Nobody likes a PERV – they just make everyone uncomfortable. Porcine (pig) Endogenous RetroViruses (PERVs) are a creepy concern when it comes xenotransplantation (transplanting organs from a different species), since the perks of not having to wait for an organ transplant take a hit when PERVs get all up in your genome.
In order to take that pesky PERV problem out of your prospective organs, the lab of George Church and eGenesis Biosciences took on a porcine kidney epithelial cell line (PK15):
- They determined the PERV copy number was 62 using digital droplet PCR.
- Using CRISPR-Cas9, two sgRNAs were created to target the PERVs at their conserved pol gene, a reverse transcriptase critical for retroviral activity.

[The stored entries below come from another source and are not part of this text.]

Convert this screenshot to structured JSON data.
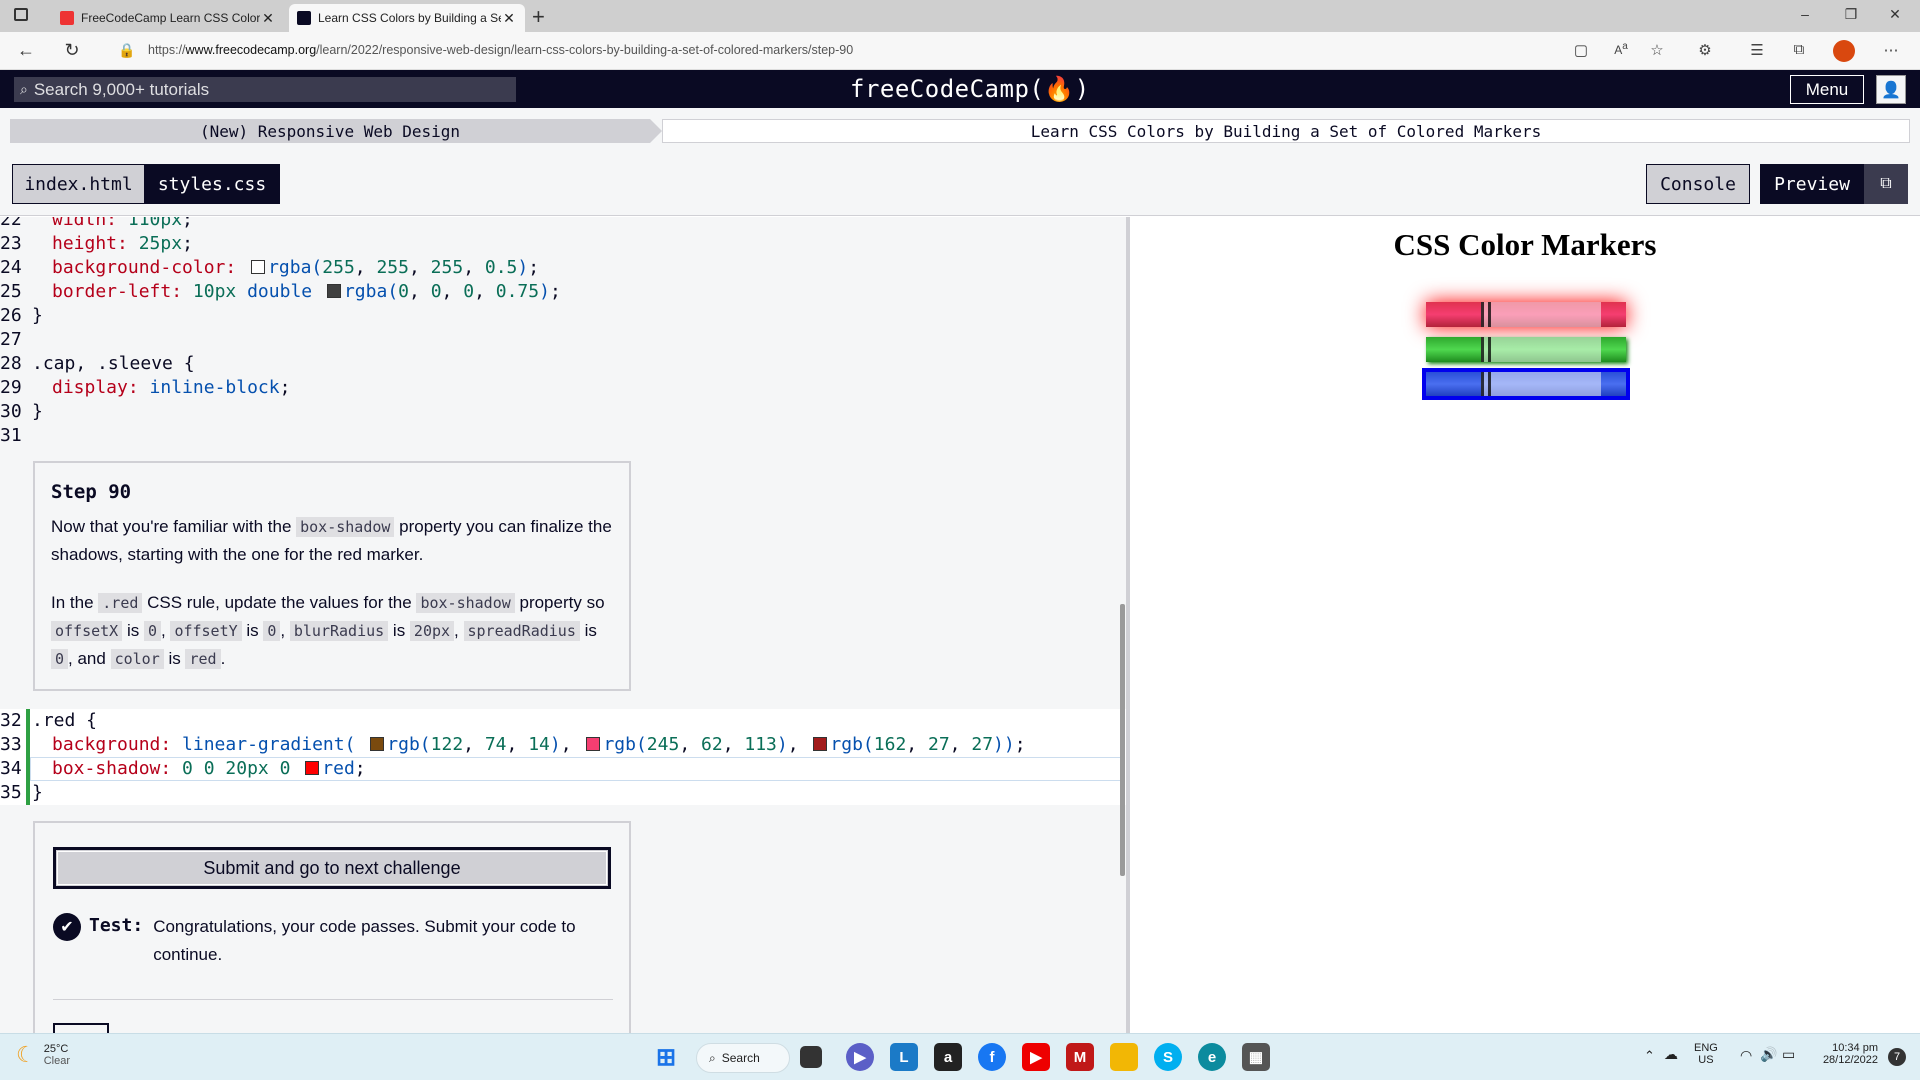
{
  "browser": {
    "tabs": [
      {
        "title": "FreeCodeCamp Learn CSS Colors",
        "active": false
      },
      {
        "title": "Learn CSS Colors by Building a Set",
        "active": true
      }
    ],
    "url_prefix": "https://",
    "url_domain": "www.freecodecamp.org",
    "url_path": "/learn/2022/responsive-web-design/learn-css-colors-by-building-a-set-of-colored-markers/step-90"
  },
  "header": {
    "search_placeholder": "Search 9,000+ tutorials",
    "logo": "freeCodeCamp(🔥)",
    "menu_label": "Menu"
  },
  "breadcrumb": {
    "superblock": "(New) Responsive Web Design",
    "block": "Learn CSS Colors by Building a Set of Colored Markers"
  },
  "toolbar": {
    "files": [
      "index.html",
      "styles.css"
    ],
    "active_file": "styles.css",
    "console_label": "Console",
    "preview_label": "Preview"
  },
  "editor": {
    "top_lines": [
      {
        "n": "22",
        "text": "  width: 110px;"
      },
      {
        "n": "23",
        "text": "  height: 25px;"
      },
      {
        "n": "24",
        "text": "  background-color: rgba(255, 255, 255, 0.5);"
      },
      {
        "n": "25",
        "text": "  border-left: 10px double rgba(0, 0, 0, 0.75);"
      },
      {
        "n": "26",
        "text": "}"
      },
      {
        "n": "27",
        "text": ""
      },
      {
        "n": "28",
        "text": ".cap, .sleeve {"
      },
      {
        "n": "29",
        "text": "  display: inline-block;"
      },
      {
        "n": "30",
        "text": "}"
      },
      {
        "n": "31",
        "text": ""
      }
    ],
    "bottom_lines": [
      {
        "n": "32",
        "text": ".red {"
      },
      {
        "n": "33",
        "text": "  background: linear-gradient(rgb(122, 74, 14), rgb(245, 62, 113), rgb(162, 27, 27));"
      },
      {
        "n": "34",
        "text": "  box-shadow: 0 0 20px 0 red;"
      },
      {
        "n": "35",
        "text": "}"
      }
    ],
    "swatches": {
      "white_half": "#ffffff",
      "black_75": "#404040",
      "brown": "#7a4a0e",
      "pink": "#f53e71",
      "darkred": "#a21b1b",
      "red": "#ff0000"
    }
  },
  "step": {
    "title": "Step 90",
    "p1_before": "Now that you're familiar with the ",
    "p1_code": "box-shadow",
    "p1_after": " property you can finalize the shadows, starting with the one for the red marker.",
    "p2": {
      "t1": "In the ",
      "c1": ".red",
      "t2": " CSS rule, update the values for the ",
      "c2": "box-shadow",
      "t3": " property so ",
      "c3": "offsetX",
      "t4": " is ",
      "c4": "0",
      "t5": ", ",
      "c5": "offsetY",
      "t6": " is ",
      "c6": "0",
      "t7": ", ",
      "c7": "blurRadius",
      "t8": " is ",
      "c8": "20px",
      "t9": ", ",
      "c9": "spreadRadius",
      "t10": " is ",
      "c10": "0",
      "t11": ", and ",
      "c11": "color",
      "t12": " is ",
      "c12": "red",
      "t13": "."
    }
  },
  "submit": {
    "button_label": "Submit and go to next challenge",
    "test_label": "Test:",
    "test_message": "Congratulations, your code passes. Submit your code to continue."
  },
  "preview": {
    "title": "CSS Color Markers",
    "markers": [
      {
        "name": "red",
        "cap": "#e0324f",
        "sleeve": "#f0a2b4",
        "shadow": "#ff0000"
      },
      {
        "name": "green",
        "cap": "#27b427",
        "sleeve": "#a6e3a6",
        "shadow": "#1a8a1a"
      },
      {
        "name": "blue",
        "cap": "#2a4fd8",
        "sleeve": "#a6b6f0",
        "shadow": "#0000ff"
      }
    ]
  },
  "taskbar": {
    "temperature": "25°C",
    "condition": "Clear",
    "search_label": "Search",
    "lang_1": "ENG",
    "lang_2": "US",
    "time": "10:34 pm",
    "date": "28/12/2022",
    "notifications": "7"
  }
}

- Editing wasn’t easy, and a number of different delivery approaches were given a go.
- After sorting cells using flow cytometry, they noticed a bimodal distribution of editing success and focused in on the highly-edited cells.

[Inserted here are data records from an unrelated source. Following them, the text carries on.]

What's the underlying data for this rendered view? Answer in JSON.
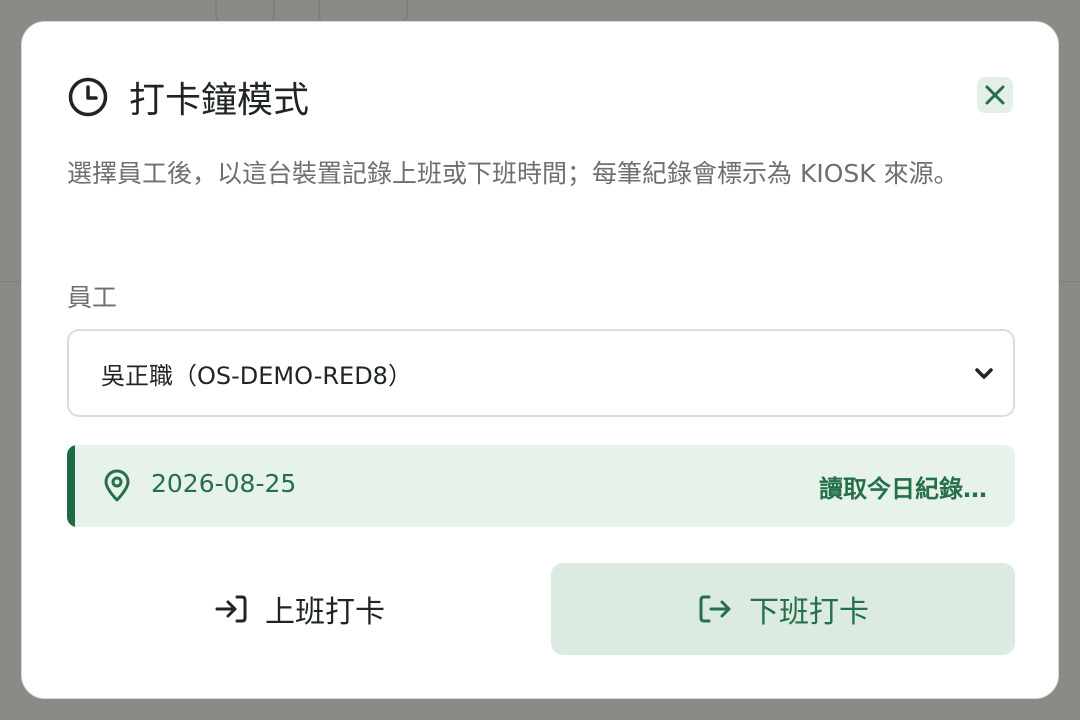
{
  "modal": {
    "title": "打卡鐘模式",
    "title_icon": "clock-icon",
    "close_icon": "close-icon",
    "description": "選擇員工後，以這台裝置記錄上班或下班時間；每筆紀錄會標示為 KIOSK 來源。",
    "employee_label": "員工",
    "employee_selected": "吳正職（OS-DEMO-RED8）",
    "info": {
      "date": "2026-08-25",
      "status": "讀取今日紀錄…",
      "icon": "location-pin-icon"
    },
    "buttons": {
      "clock_in_label": "上班打卡",
      "clock_in_icon": "login-icon",
      "clock_out_label": "下班打卡",
      "clock_out_icon": "logout-icon"
    }
  },
  "colors": {
    "accent": "#1f6a45",
    "accent_text": "#266f4b",
    "accent_bg": "#e6f2ea",
    "button_active_bg": "#dcebe1"
  }
}
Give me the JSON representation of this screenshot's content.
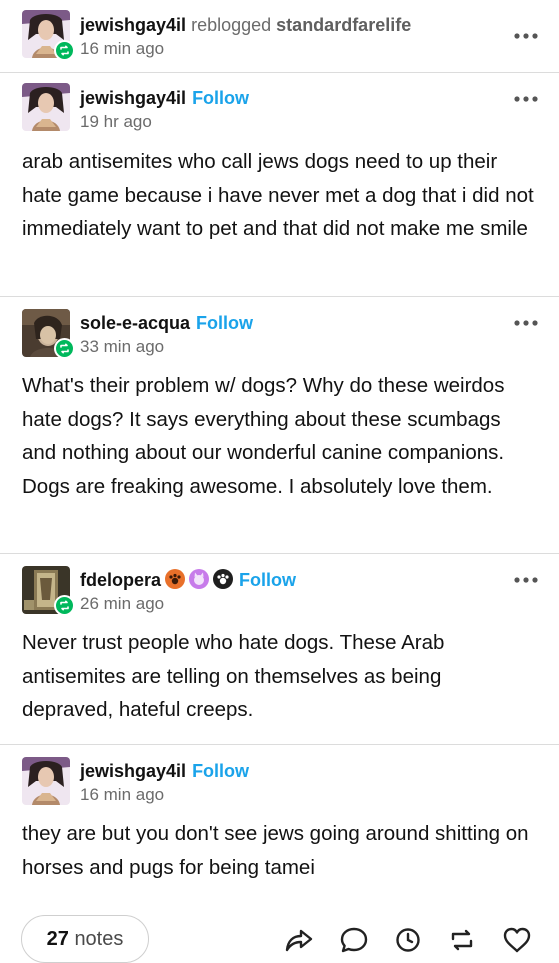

- Lending insight into the mechanism:
- There was a lot of repetition in the specific indels found within a single clone.

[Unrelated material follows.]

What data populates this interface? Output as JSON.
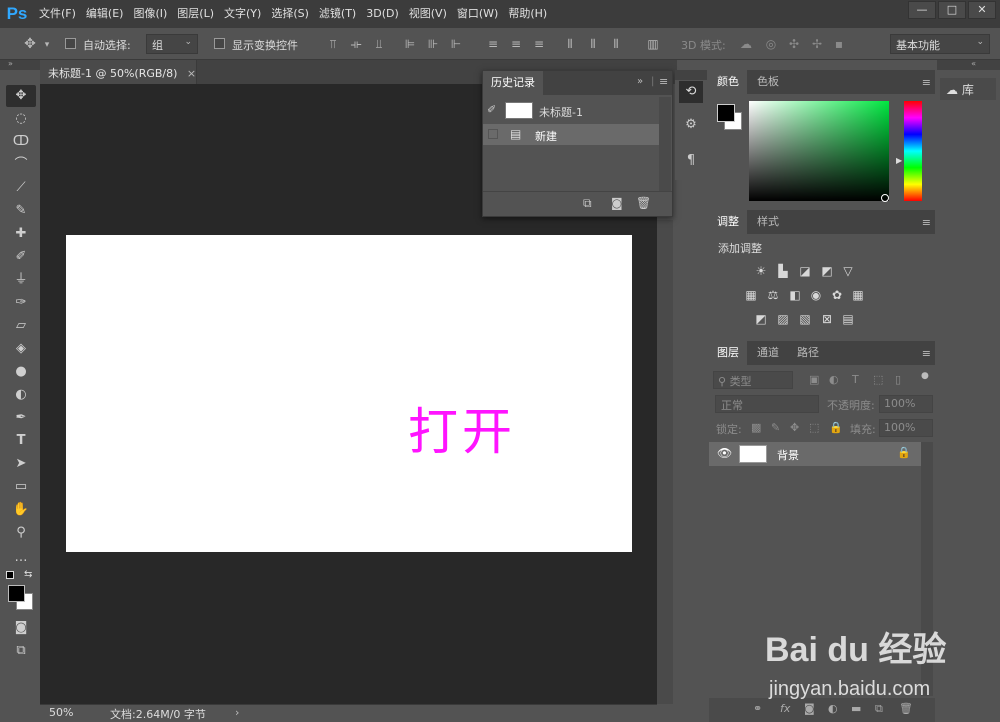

- This suggested the repair pathways use successfully mutated PERV copies as templates to repair wild-type sequences that are cut by Cas9.
- A quick check for off-target effects revealed that the multiplexed approach “did not cause catastrophic genomic instability.”
They also went in vitro and examined whether the edited cell line would infect human (HEK 293) cells. Interestingly, while there had not been in vivo evidence for PERV transmission to human cells, the results showed human cells exposed to wild-type pig cells express PERV transcripts. As expected, PERVs in edited cells were reduced to background levels.
While transplantable organs await, all in all, the team demonstrated a knockout of 62 loci using 2 sgRNAs – a record-breaking effort that opens the door to multiplex editing of repetitive sequences.